8 February | Online

When it comes to ‘walking the talk’ (or rather, ‘walking the net-zero path’), who comes out on top? Join us on Thursday 8th February for the launch of the Net Zero Finance Report Card, a joint research project between the Centre for Climate Finance & Investment at Imperial College Business School and the Carbon Tracker Initiative. The Net Zero Finance Report Card aims to highlight institutions actively contributing to a net-zero emissions vision. The research recognizes debt and equity financiers making ambitious transitions from fossil fuels to renewable power, serving as a comprehensive reference and assessment tool.

Featuring speakers:

  • Iva Koci, co-author & Research Associate, Imperial College Business School
  • Amy Owens, co-author & Research Associate, Finance & Net Zero Energy Transition, Carbon Tracker Initiative
  • Michael Wilkins, Executive Director and Professor of Practice, Imperial College Business School
  • Mark Campanale, Founder & Director, Carbon Tracker Initiative
  • Introduction from Brad Lander, the Comptroller of New York City Pension Scheme

About the research:

The 2015 Paris Agreement has spurred financial market participants to reassess climate-related risks and opportunities. Financial institutions are increasingly acknowledging their role in transitioning to a net-zero economy, with a focus on examining activities conflicting with the Paris Climate Agreement. Fossil fuels are under scrutiny, with the International Energy Agency (IEA) advocating against new conventional fossil funding. Despite this, some financial institutions continue investments in oil and gas exploration. Encouragingly, global investment in renewable energy reached a record high in 2022, and the IEA reports significant growth in renewable capacity additions.
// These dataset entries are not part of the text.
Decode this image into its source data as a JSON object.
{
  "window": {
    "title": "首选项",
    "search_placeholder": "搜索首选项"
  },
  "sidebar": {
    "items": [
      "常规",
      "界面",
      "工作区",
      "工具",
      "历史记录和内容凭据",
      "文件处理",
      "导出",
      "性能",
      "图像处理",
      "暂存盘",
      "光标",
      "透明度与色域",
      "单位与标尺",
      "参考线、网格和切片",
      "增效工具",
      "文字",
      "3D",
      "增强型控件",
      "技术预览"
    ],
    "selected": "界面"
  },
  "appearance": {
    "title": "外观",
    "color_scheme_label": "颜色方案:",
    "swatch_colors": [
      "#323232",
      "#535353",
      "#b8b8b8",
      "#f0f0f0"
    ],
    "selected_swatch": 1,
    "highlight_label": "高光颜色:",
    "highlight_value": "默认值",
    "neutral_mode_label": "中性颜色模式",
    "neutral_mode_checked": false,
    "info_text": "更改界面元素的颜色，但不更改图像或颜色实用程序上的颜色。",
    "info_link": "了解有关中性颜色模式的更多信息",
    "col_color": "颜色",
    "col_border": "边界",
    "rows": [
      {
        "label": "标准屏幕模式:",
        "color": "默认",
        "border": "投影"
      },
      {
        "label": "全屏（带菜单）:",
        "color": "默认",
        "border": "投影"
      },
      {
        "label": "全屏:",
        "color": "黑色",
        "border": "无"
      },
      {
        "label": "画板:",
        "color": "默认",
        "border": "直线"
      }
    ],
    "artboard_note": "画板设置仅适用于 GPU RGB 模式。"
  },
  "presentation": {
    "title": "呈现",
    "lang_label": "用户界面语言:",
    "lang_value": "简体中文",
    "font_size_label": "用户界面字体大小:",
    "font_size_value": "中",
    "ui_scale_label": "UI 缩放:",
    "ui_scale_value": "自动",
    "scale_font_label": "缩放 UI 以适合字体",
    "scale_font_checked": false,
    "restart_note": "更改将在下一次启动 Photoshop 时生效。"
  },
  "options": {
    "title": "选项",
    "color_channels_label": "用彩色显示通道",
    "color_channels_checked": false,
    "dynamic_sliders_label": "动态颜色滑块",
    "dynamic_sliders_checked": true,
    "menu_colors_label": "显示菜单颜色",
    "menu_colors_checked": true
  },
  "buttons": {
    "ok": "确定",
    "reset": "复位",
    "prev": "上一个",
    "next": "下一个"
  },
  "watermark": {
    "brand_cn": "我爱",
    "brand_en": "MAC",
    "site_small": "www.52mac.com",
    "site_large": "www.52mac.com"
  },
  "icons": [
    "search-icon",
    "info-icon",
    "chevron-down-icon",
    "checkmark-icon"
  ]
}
The report identifies financial institutions committed to combating climate change and meeting the objectives of the Paris Agreement. It distinguishes between debt and equity investors, emphasising the influence of equity investors in shaping corporate direction. Institutional investors are recognising the peaking demand for fossil fuels, leading to equity divestment and pressuring corporations to reduce carbon emissions.

From a debt financing perspective, the report emphasizes that companies facing reduced investor confidence may incur higher interest rates, making fossil fuel extraction projects financially less attractive. The research aims to showcase best practices, recognizing institutions with a gold medal for their resilience and leadership in navigating the disruptions caused by the transition away from fossil fuels.